My eyes are watering and I am having a terrible headache.
I again looked at my laptop screen but I closed my Gmail web page without logging out. The e-mail which I read seconds before burnt me completely,it squeezed my heart to sink and it made me yell and cry.
I had a very close senior friend to whom I have an elder sister affection.During my younger days,I used to wonder upon the way she handled huge responsibilities and I always had a stint of jealousy seeing her matured and sensible behaviour.
Though she is elder to me,we are very close enough to talk out anything.The terrible e-mail was from her.I could feel the pain in her but it’s too late.Below is an excerpt of her mail.
“…I am hating myself for being in such a situation now.Though my kid’s smile and his love are making me happy,those were not that I craved to have at the age of 26.I have always told you about my dream start-up right?Remember??I topped the school and college dreaming about my start-up and not to baby sit and cook.Of course I want a family in my life,but this was too early.My dreams are shattered.I fought with him about this and he asked why I need to do it when I have no time to breathe with household works and baby;also he is earning more.It is making me more frustrated.Before marriage he had promised me that I could go ahead with my plans.Now I have to ask permission to a 101 people if I need to sort out this and it will be a mess.I should have not heeded for the emotional drama of my parents.I should have just made them understand what I wanted in my life.But what to do?I remember my mom falling on my feet telling that if I don’t get married at 23 they will suicide out of embarrssment.Now I am in deep s**t.I can never get out of the present committments.It will either end up in a divorce or I will suicide.Is there any rule that Indian women should never have dreams??Malu,I am tired of crying,I am tired of fighting for my dreams..I don’t know what to do now.Sometimes I will feel that I should just leave everything and then come to India.Tell me..Tell me something…………”
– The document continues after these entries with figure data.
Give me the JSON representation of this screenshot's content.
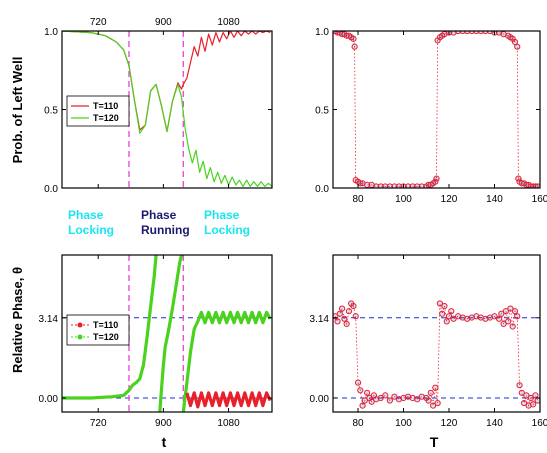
{
  "figure": {
    "top_left_ylabel": "Prob. of Left Well",
    "bottom_left_ylabel": "Relative Phase, θ",
    "bottom_left_xlabel": "t",
    "bottom_right_xlabel": "T"
  },
  "annotations": [
    {
      "lines": [
        "Phase",
        "Locking"
      ],
      "color": "#19e6ee"
    },
    {
      "lines": [
        "Phase",
        "Running"
      ],
      "color": "#1a1a6e"
    },
    {
      "lines": [
        "Phase",
        "Locking"
      ],
      "color": "#19e6ee"
    }
  ],
  "colors": {
    "red": "#e8202a",
    "green": "#4ad21e",
    "magenta": "#e84fd8",
    "blue": "#1f2fd0",
    "marker_fill": "#1f2fd0"
  },
  "chart_data": [
    {
      "id": "top-left",
      "type": "line",
      "xlim": [
        620,
        1200
      ],
      "ylim": [
        0,
        1
      ],
      "xticks_top": [
        720,
        900,
        1080
      ],
      "yticks": [
        {
          "v": 0,
          "label": "0.0"
        },
        {
          "v": 0.5,
          "label": "0.5"
        },
        {
          "v": 1,
          "label": "1.0"
        }
      ],
      "vlines": [
        805,
        955
      ],
      "legend": [
        {
          "name": "T=110",
          "color": "#e8202a"
        },
        {
          "name": "T=120",
          "color": "#4ad21e"
        }
      ],
      "series": [
        {
          "name": "T=110",
          "color": "#e8202a",
          "x": [
            620,
            700,
            740,
            770,
            790,
            805,
            820,
            835,
            850,
            865,
            880,
            895,
            910,
            925,
            940,
            950,
            955,
            965,
            975,
            985,
            995,
            1005,
            1015,
            1025,
            1035,
            1045,
            1055,
            1065,
            1075,
            1085,
            1095,
            1105,
            1115,
            1125,
            1135,
            1145,
            1155,
            1165,
            1175,
            1185,
            1195
          ],
          "y": [
            1.0,
            0.99,
            0.97,
            0.93,
            0.88,
            0.78,
            0.56,
            0.37,
            0.4,
            0.62,
            0.66,
            0.52,
            0.36,
            0.55,
            0.67,
            0.63,
            0.66,
            0.7,
            0.8,
            0.9,
            0.84,
            0.96,
            0.87,
            0.98,
            0.91,
            0.99,
            0.93,
            0.99,
            0.95,
            1.0,
            0.96,
            1.0,
            0.97,
            1.0,
            0.98,
            1.0,
            0.98,
            1.0,
            0.99,
            1.0,
            0.99
          ]
        },
        {
          "name": "T=120",
          "color": "#4ad21e",
          "x": [
            620,
            700,
            740,
            770,
            790,
            805,
            820,
            835,
            850,
            865,
            880,
            895,
            910,
            925,
            940,
            950,
            960,
            970,
            980,
            990,
            1000,
            1010,
            1020,
            1030,
            1040,
            1050,
            1060,
            1070,
            1080,
            1090,
            1100,
            1110,
            1120,
            1130,
            1140,
            1150,
            1160,
            1170,
            1180,
            1190,
            1200
          ],
          "y": [
            1.0,
            0.99,
            0.97,
            0.93,
            0.88,
            0.78,
            0.56,
            0.35,
            0.4,
            0.62,
            0.66,
            0.52,
            0.36,
            0.55,
            0.66,
            0.58,
            0.38,
            0.25,
            0.16,
            0.24,
            0.1,
            0.17,
            0.06,
            0.13,
            0.04,
            0.1,
            0.03,
            0.08,
            0.02,
            0.07,
            0.02,
            0.05,
            0.01,
            0.05,
            0.01,
            0.04,
            0.01,
            0.04,
            0.01,
            0.03,
            0.01
          ]
        }
      ]
    },
    {
      "id": "bottom-left",
      "type": "line",
      "xlim": [
        620,
        1200
      ],
      "ylim": [
        -0.55,
        5.6
      ],
      "xticks": [
        720,
        900,
        1080
      ],
      "yticks": [
        {
          "v": 0,
          "label": "0.00"
        },
        {
          "v": 3.14,
          "label": "3.14"
        }
      ],
      "hlines": [
        0,
        3.14
      ],
      "vlines": [
        805,
        955
      ],
      "legend": [
        {
          "name": "T=110",
          "color": "#e8202a"
        },
        {
          "name": "T=120",
          "color": "#4ad21e"
        }
      ],
      "series": [
        {
          "name": "T=120",
          "color": "#4ad21e",
          "x": [
            620,
            700,
            760,
            790,
            805,
            815,
            825,
            835,
            845,
            855,
            865,
            875,
            880,
            885,
            890,
            895,
            900,
            905,
            915,
            925,
            935,
            945,
            950
          ],
          "y": [
            0.0,
            0.0,
            0.05,
            0.1,
            0.3,
            0.5,
            0.6,
            0.75,
            1.3,
            2.4,
            3.6,
            4.8,
            5.6,
            null,
            -0.55,
            0.4,
            1.3,
            2.0,
            2.7,
            3.5,
            4.4,
            5.3,
            5.6
          ]
        },
        {
          "name": "T=120 (tail)",
          "color": "#4ad21e",
          "x": [
            955,
            965,
            975,
            985,
            995,
            1005,
            1015,
            1025,
            1035,
            1045,
            1055,
            1065,
            1075,
            1085,
            1095,
            1105,
            1115,
            1125,
            1135,
            1145,
            1155,
            1165,
            1175,
            1185,
            1195
          ],
          "y": [
            -0.55,
            0.6,
            1.8,
            2.7,
            3.0,
            3.35,
            2.95,
            3.35,
            2.95,
            3.35,
            2.95,
            3.35,
            2.95,
            3.35,
            2.95,
            3.35,
            2.95,
            3.35,
            2.95,
            3.35,
            2.95,
            3.35,
            2.95,
            3.35,
            3.1
          ]
        },
        {
          "name": "T=110",
          "color": "#e8202a",
          "x": [
            965,
            975,
            985,
            995,
            1005,
            1015,
            1025,
            1035,
            1045,
            1055,
            1065,
            1075,
            1085,
            1095,
            1105,
            1115,
            1125,
            1135,
            1145,
            1155,
            1165,
            1175,
            1185,
            1195
          ],
          "y": [
            0.2,
            -0.3,
            0.2,
            -0.35,
            0.2,
            -0.3,
            0.2,
            -0.3,
            0.2,
            -0.3,
            0.2,
            -0.3,
            0.2,
            -0.3,
            0.2,
            -0.3,
            0.2,
            -0.3,
            0.2,
            -0.3,
            0.2,
            -0.3,
            0.2,
            -0.1
          ]
        }
      ]
    },
    {
      "id": "top-right",
      "type": "scatter",
      "xlim": [
        69,
        160
      ],
      "ylim": [
        0,
        1
      ],
      "xticks": [
        80,
        100,
        120,
        140,
        160
      ],
      "yticks": [
        {
          "v": 0,
          "label": "0.0"
        },
        {
          "v": 0.5,
          "label": "0.5"
        },
        {
          "v": 1,
          "label": "1.0"
        }
      ],
      "series": [
        {
          "name": "points",
          "color": "#e8202a",
          "x": [
            70,
            71,
            72,
            73,
            74,
            75,
            76,
            77,
            78,
            78.5,
            79,
            80,
            81,
            82,
            84,
            86,
            88,
            90,
            92,
            94,
            96,
            98,
            100,
            102,
            104,
            106,
            108,
            110,
            111,
            112,
            113,
            114,
            114.5,
            115,
            116,
            117,
            118,
            120,
            122,
            124,
            126,
            128,
            130,
            132,
            134,
            136,
            138,
            140,
            142,
            144,
            146,
            147,
            148,
            149,
            150,
            150.5,
            151,
            152,
            153,
            154,
            155,
            156,
            157,
            158,
            159
          ],
          "y": [
            1.0,
            0.99,
            0.99,
            0.98,
            0.98,
            0.97,
            0.97,
            0.96,
            0.95,
            0.9,
            0.05,
            0.04,
            0.03,
            0.03,
            0.02,
            0.02,
            0.01,
            0.01,
            0.01,
            0.01,
            0.01,
            0.01,
            0.01,
            0.01,
            0.01,
            0.01,
            0.01,
            0.01,
            0.02,
            0.02,
            0.03,
            0.04,
            0.06,
            0.94,
            0.96,
            0.97,
            0.98,
            0.99,
            0.99,
            1.0,
            1.0,
            1.0,
            1.0,
            1.0,
            1.0,
            1.0,
            1.0,
            0.99,
            0.99,
            0.98,
            0.97,
            0.96,
            0.95,
            0.93,
            0.9,
            0.06,
            0.04,
            0.03,
            0.03,
            0.02,
            0.02,
            0.01,
            0.01,
            0.01,
            0.01
          ]
        }
      ]
    },
    {
      "id": "bottom-right",
      "type": "scatter",
      "xlim": [
        69,
        160
      ],
      "ylim": [
        -0.55,
        5.6
      ],
      "xticks": [
        80,
        100,
        120,
        140,
        160
      ],
      "yticks": [
        {
          "v": 0,
          "label": "0.00"
        },
        {
          "v": 3.14,
          "label": "3.14"
        }
      ],
      "hlines": [
        0,
        3.14
      ],
      "series": [
        {
          "name": "points",
          "color": "#e8202a",
          "x": [
            70,
            71,
            72,
            73,
            74,
            75,
            76,
            77,
            78,
            79,
            80,
            81,
            82,
            83,
            84,
            85,
            86,
            87,
            88,
            90,
            92,
            94,
            96,
            98,
            100,
            102,
            104,
            106,
            108,
            110,
            111,
            112,
            113,
            114,
            115,
            116,
            117,
            118,
            119,
            120,
            121,
            122,
            124,
            126,
            128,
            130,
            132,
            134,
            136,
            138,
            140,
            142,
            143,
            144,
            145,
            146,
            147,
            148,
            149,
            150,
            151,
            152,
            153,
            154,
            155,
            156,
            157,
            158,
            159
          ],
          "y": [
            3.2,
            3.0,
            3.3,
            3.5,
            3.1,
            2.9,
            3.4,
            3.7,
            3.6,
            3.2,
            0.6,
            0.3,
            -0.3,
            -0.1,
            0.2,
            0.0,
            -0.15,
            0.1,
            -0.05,
            0.0,
            0.1,
            -0.1,
            0.05,
            -0.05,
            0.0,
            0.05,
            0.0,
            -0.05,
            0.05,
            0.0,
            -0.1,
            0.2,
            -0.3,
            0.4,
            -0.2,
            3.7,
            3.3,
            3.6,
            3.0,
            3.2,
            3.4,
            3.1,
            3.2,
            3.15,
            3.1,
            3.15,
            3.2,
            3.15,
            3.1,
            3.15,
            3.2,
            3.1,
            3.3,
            2.9,
            3.4,
            3.0,
            3.5,
            2.8,
            3.4,
            3.2,
            0.5,
            0.2,
            -0.2,
            0.1,
            -0.3,
            0.0,
            -0.25,
            0.1,
            -0.1
          ]
        }
      ]
    }
  ]
}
Why do this happen to Indian girls?Why do girls have to sacrifice their dreams?If we were born for it,why are we taught to dream high?
We slog as much as or at times more than the guys do.We top the schools and universities.We top the work and again at the age of 22-24 we are forced to leave our dreams for somebody who just came into the our life.
All we have is a life..Just ONE life.
If we don’t do things that we wanted during our one life,then when will we ever do so?Looks like the purpose of educating us and teaching us to aim high was to get married off without allowing us to do what we wanted in life.Then what was the need for spending/investing/wasting money on us?
According to the current trend,students join their colleges at age of 17/18 and they graduate at the age of 21/22.Some go for higher studies and some take up jobs.Lets take the people who work after their graduation.It will take at least two years for a normal human being to understand the industry and it will take time to decide whether to switch the job or to find out the field that he/she will be good at.The problem happens when guys always have the freedom to decide on their lives because they are just 24 and still young.But,at the age of 24,a girl is apparently old;of course for the wedding market(no wonder because when parents get their 18-year-old daughter married off,then 24 years is old for the wedding industry) and she is nagged to marry someone.Like any other human being,the girl will be confused about her career and dreams.May be she had plans to do a start-up or to study further or to switch jobs.But that normally doesn’t happen because of the emotional dramas and the endless phone calls from home.The post graduated people suffer even more because they take again two years to find out a right job.
After some years,we girls see guys who were not even half talented as we were fulfill their dreams with their hard work and determination while we end up sitting at home with two kids.Nobody will ever understand the pain in watching it in front of our eyes.
Is it a big mistake to think about having a financial security of our own before getting married?Is it a sin to be stubborn to talk about our dreams?
The problem is when parents expect us to do everything in the traditional way.They are happy and proud when we top school and college.But they show frowned faces and wrinkled foreheads the moment we tell them that we would like to post-graduate or work abroad.This mess is created by the society which makes crap rules.Parents are pressurized as the society creates nightmares for them if they don’t get their daughters married off at 23.The society cooks up stories about the girl not getting married by 23 and most of the parents are scared about this.Unless the younger generation tries hard to make a change,our daughters are going to have a tough time ahead.
I will not say that its everybody’s case,there are some rare lucky souls who gets a supportive husband and understanding in-laws.But that’s just .01% or even less.
At times I hate myself after hearing and seeing these issues..I don’t hate being a woman..and I don’t hate being an Indian.Though I am a proud Indian,I have no other choice but, to say that I hate being an Indian woman.